3. Make it everything
A key challenge that many organisations face is how to keep values fresh, front of mind and a key part of day-to-day business. At PSS, it is clear that they have found a formula that overcomes this challenge – embed your values in everything the organisation does. From values-based recruitment and personal development through to inspiring quotes on office walls, retainable printed materials and employee awards, PSS have fully committed to the integration of their values into everything they do. And they are reaping the benefits. This goes far beyond a neat list of values in the employee handbook and makes them a real part of an organisation.
4. Simplicity works
For many, the sheer mention of the term ‘values’ can disengage and distance people from a business narrative. This provides a challenge to many leaders who can often fall-back upon familiar and comfortable corporate terminology to convey their strategies. PSS have seemingly tackled this challenge head-on and made a deliberate decision to use simple, accessible language across all of their corporate plans. This is evident throughout their value-statements and also across their wider corporate materials, for example the ‘Strategic Plan’ has been replaced by the ‘Big Plan’ to keep it friendly, digestable and accessible for everyone in the organisation and not just those in the Board room.
A wealth of research shows that humans have relied on stories for thousands of years, and they have the ability to transcend age, gender and culture, across nations and societies. In fact, neuroscientists explain that we rely on stories and on story-architecture as the primary roadmap for understanding, making sense of, remembering and planning our lives.

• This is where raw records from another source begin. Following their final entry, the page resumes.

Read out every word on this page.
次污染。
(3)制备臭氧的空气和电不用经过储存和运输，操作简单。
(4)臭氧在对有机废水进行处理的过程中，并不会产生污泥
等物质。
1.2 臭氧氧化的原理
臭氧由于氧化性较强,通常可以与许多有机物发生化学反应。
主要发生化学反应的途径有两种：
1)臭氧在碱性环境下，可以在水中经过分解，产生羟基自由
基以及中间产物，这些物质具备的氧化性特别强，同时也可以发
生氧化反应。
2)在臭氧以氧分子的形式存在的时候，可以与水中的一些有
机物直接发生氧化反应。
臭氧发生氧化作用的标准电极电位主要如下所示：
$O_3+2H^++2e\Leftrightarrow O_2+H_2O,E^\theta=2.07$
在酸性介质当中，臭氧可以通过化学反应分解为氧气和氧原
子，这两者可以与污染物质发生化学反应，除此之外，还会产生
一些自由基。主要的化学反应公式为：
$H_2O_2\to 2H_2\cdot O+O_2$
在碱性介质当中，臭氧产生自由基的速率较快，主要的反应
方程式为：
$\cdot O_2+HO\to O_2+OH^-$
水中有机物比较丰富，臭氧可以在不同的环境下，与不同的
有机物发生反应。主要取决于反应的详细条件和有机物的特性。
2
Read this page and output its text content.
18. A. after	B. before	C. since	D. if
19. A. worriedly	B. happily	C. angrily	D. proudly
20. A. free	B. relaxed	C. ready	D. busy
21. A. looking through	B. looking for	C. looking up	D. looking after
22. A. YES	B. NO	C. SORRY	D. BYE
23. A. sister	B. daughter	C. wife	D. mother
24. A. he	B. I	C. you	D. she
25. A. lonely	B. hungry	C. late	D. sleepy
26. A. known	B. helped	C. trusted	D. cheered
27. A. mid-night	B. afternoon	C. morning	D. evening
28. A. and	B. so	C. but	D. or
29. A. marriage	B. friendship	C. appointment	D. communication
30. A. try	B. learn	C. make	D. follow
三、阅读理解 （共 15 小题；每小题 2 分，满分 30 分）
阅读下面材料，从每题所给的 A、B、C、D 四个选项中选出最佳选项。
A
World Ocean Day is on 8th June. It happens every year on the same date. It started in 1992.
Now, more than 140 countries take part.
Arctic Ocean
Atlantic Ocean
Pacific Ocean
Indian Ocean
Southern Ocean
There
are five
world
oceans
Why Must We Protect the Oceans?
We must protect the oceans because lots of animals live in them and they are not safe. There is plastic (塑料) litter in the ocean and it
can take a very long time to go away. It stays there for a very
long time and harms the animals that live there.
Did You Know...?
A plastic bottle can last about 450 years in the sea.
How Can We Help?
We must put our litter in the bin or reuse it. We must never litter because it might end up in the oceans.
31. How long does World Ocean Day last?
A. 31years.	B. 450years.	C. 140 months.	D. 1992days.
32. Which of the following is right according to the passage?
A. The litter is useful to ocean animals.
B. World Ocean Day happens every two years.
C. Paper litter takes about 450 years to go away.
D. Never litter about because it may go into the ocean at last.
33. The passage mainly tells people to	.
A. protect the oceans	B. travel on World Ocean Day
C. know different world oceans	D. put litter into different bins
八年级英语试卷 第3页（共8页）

And so organisations can draw upon this and inject the magic of storytelling into their internal communications to tap into people’s emotions and support a values-based culture. This could be as simple as a story of how a colleague is living the values in the company magazine, through to digital storytelling hubs and cross-business challenges. It also provides huge potential for leaders to inspire others by demonstrating their own beliefs and commitment. Whichever technique is used, stories can be used to deliver powerful business narratives in compelling and engaging ways that people can connect with emotionally.